La Maison

Le vent et l'eau de pluie claquent contre ses joues, l'assaillent à l'approche de l’église Sainte Catherine, à Bruxelles. Son seul moyen de défense contre le monde extérieur demeure son col en feutre retroussé et un haussement d'épaules involontaire. 

De minces lampadaires accompagnent sa marche, le surplombant de leur lumière à peine perceptible à travers la pluie tombante. Ses yeux versent des larmes lesquelles, à la hâte, rejoignent les gouttes de pluie, comme pour témoigner, dans les plis des orbites, de la fin de leur existence.

À la limite de la conscience, il remarque qu’une douce et vive lumière s'allume et s'éteint encore. Les pavés scintillants font place à des dalles de pierre qui le guident vers l'intérieur de l’église. Il tourne la tête vers un plafond qui s'élève jusqu'aux cieux tandis qu'un faible bourdonnement remplace les coups de vent de l'extérieur.
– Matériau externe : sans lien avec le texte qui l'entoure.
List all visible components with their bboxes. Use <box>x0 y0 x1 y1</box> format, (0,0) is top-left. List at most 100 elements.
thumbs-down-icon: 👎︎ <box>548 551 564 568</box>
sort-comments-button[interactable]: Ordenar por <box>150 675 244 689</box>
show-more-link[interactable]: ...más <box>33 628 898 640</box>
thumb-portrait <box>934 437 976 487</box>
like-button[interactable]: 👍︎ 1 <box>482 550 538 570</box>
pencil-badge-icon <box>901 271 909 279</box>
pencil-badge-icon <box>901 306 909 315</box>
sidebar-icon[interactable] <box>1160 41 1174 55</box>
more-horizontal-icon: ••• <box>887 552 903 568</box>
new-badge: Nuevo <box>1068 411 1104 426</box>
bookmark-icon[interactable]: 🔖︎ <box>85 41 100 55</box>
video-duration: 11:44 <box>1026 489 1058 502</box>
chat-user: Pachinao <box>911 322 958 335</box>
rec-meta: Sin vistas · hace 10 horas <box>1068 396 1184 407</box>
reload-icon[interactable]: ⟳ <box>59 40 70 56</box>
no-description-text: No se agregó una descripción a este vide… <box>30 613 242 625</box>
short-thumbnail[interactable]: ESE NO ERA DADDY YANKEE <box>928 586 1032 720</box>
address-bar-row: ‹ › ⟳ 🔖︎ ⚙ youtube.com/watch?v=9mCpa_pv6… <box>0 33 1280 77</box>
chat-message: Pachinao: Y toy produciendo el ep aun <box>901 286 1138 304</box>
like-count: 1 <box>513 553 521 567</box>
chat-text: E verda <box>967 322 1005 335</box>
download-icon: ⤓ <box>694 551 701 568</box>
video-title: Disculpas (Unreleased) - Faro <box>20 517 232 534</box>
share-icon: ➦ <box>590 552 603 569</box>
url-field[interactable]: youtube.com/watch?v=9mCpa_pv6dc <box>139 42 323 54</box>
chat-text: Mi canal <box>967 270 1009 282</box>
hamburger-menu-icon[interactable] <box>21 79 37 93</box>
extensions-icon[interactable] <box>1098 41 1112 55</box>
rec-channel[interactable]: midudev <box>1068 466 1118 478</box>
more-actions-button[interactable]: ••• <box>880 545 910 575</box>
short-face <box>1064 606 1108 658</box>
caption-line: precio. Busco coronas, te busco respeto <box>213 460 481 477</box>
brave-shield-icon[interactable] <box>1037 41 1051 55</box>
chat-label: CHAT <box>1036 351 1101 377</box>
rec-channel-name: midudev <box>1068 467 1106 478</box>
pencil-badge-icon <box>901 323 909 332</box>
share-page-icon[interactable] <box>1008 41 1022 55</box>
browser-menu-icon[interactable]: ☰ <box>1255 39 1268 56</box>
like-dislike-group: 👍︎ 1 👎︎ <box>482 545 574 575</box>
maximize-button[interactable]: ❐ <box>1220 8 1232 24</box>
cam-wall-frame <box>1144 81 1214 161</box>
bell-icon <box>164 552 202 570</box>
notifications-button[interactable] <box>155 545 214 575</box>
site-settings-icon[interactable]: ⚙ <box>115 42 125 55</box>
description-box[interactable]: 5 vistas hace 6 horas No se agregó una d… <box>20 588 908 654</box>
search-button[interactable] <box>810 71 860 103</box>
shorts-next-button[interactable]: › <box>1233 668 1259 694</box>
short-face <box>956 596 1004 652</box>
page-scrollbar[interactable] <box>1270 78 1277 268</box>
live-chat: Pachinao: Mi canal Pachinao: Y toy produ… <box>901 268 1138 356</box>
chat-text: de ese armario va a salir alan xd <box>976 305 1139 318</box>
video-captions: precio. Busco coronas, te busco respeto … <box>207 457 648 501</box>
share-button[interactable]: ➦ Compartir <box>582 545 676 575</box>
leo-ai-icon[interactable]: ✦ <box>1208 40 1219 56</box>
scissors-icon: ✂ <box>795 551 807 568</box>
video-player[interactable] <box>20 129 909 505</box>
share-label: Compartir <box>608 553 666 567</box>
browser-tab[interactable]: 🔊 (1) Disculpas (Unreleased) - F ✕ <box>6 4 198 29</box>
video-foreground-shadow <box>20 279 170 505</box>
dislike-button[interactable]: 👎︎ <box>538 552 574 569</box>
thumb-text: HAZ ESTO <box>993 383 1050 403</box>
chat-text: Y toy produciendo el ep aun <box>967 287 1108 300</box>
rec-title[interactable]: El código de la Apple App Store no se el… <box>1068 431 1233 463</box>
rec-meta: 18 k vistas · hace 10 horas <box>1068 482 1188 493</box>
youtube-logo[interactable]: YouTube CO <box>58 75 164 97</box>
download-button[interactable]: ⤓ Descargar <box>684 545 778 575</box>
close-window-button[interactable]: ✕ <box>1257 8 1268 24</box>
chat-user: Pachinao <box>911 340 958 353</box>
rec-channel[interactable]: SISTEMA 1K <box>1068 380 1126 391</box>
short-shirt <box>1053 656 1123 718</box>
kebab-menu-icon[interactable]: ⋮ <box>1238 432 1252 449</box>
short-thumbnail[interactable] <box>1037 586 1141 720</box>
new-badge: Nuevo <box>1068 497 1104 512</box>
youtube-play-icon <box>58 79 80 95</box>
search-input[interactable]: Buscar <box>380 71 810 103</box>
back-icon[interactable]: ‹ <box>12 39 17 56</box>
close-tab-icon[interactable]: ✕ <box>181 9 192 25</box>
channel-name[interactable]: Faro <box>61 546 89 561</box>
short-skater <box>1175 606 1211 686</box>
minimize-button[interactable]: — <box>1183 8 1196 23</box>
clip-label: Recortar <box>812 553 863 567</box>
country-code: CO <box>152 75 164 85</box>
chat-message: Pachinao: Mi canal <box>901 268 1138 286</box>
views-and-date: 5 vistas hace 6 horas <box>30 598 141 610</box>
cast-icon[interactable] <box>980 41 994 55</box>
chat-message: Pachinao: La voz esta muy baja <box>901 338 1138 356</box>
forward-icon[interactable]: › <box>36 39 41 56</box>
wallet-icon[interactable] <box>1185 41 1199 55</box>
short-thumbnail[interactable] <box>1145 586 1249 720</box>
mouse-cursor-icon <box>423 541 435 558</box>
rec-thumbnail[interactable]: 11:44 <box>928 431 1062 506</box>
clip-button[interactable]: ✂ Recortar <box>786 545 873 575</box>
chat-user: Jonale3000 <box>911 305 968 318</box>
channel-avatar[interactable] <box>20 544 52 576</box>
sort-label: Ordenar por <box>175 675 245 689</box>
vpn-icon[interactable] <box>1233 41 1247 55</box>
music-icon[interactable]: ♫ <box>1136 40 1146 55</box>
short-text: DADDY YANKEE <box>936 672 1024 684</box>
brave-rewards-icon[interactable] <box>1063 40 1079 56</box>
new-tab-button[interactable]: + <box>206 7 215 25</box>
Il marche au milieu d’âmes zélées comme la lumière des bougies qui le traverse.

Après quelques pas et un craquement du bois en dessous de lui, il se laisse tomber à genoux.

« Pardonne-moi, Père, car j'ai péché », dit-il. « Oui, mon fils », répond le prêtre à travers l'ouverture grillagée.

« Toute ma vie, j'ai vécu selon mes propres principes. Ceux-là m'ont permis de connaître des hauts et m'ont sorti de mes bas. Ils m’ont apporté le succès et m'ont protégé du malheur ».

Le ton de sa voix baisse et il frappe délicatement son front contre le panneau de bois avant de continuer.

« Pourtant, cette lumière ! Cette blessure brûlante, qui gronde dans mon cœur, ne guérira pas, quoi que je fasse ». « Qu'est-ce qui te torture ? » demande le prêtre.

« Je suis incapable d'aimer. J'ai tourné le dos à la volonté du Seigneur d'aimer. ».

« Est-ce l'amour qui t'inflige la douleur ou l'idée que tu t'en fais ? ».

Il fait une pause pour approfondir la question du prêtre.

« Les deux, mon père. La malveillance de l'amour et ma propre impression de celui-ci ».

« Et votre réponse était de vous retirer ? ». « Je n'ai pas vu d'autre choix », prononce l'homme, défait.

« Votre venue ici ne vous dit-elle pas le contraire ? ».

Un silence tonitruant emplit la cabine, clouant le front de l'homme plus profondément dans les crevasses du bois, tandis que ses larmes coulent en cascade à l'intérieur.

« Je vois deux mensonges et une vérité, mon fils ». « Tu as raison pour l'amour. La souffrance fait partie de l'amour, sans laquelle il ne peut exister. Tu te trompes cependant sur deux autres choses ». « D'abord, tu n'as pas tourné le dos à la volonté du Seigneur, mon fils, mais à ta propre volonté d'aimer. L'amour est comme une bougie. Plus tu t'y accroches, plus il est probable que la cire et le feu te brûlent. Ta réponse à cette énigme est de jeter la bougie dans son ensemble. Ensuite, ce que tu oublies, cependant, c'est le but de la bougie. Elle donne la lumière ». « Tu ne peux pas marcher dans le noir sans lumière, mon fils ».

Le silence s'abat sur son esprit, un moment si vide qu'il en devient plein. L'homme lève la tête et se soulève du sol pour se remettre sur ses pieds. Ses yeux percent la paroi à treillis, repérant les yeux sombres et baissés du prêtre. Ils sont bordés de rides qui ne semblent n’être que le fruit de rires de joie.

« Aimez-vous, Père ? » demande l'homme. « Tous les jours, mon fils. J'essaie d'aimer tous les jours ».

L'homme fait un pas hors du confessionnal. Il regarde devant lui lorsque ses yeux surprennent un enfant et sa mère, qui se moquent l'un de l'autre après avoir été trempés par l'eau de pluie. « Merci », dit l'homme en se retournant. « Je vais m’efforcer d’essayer ».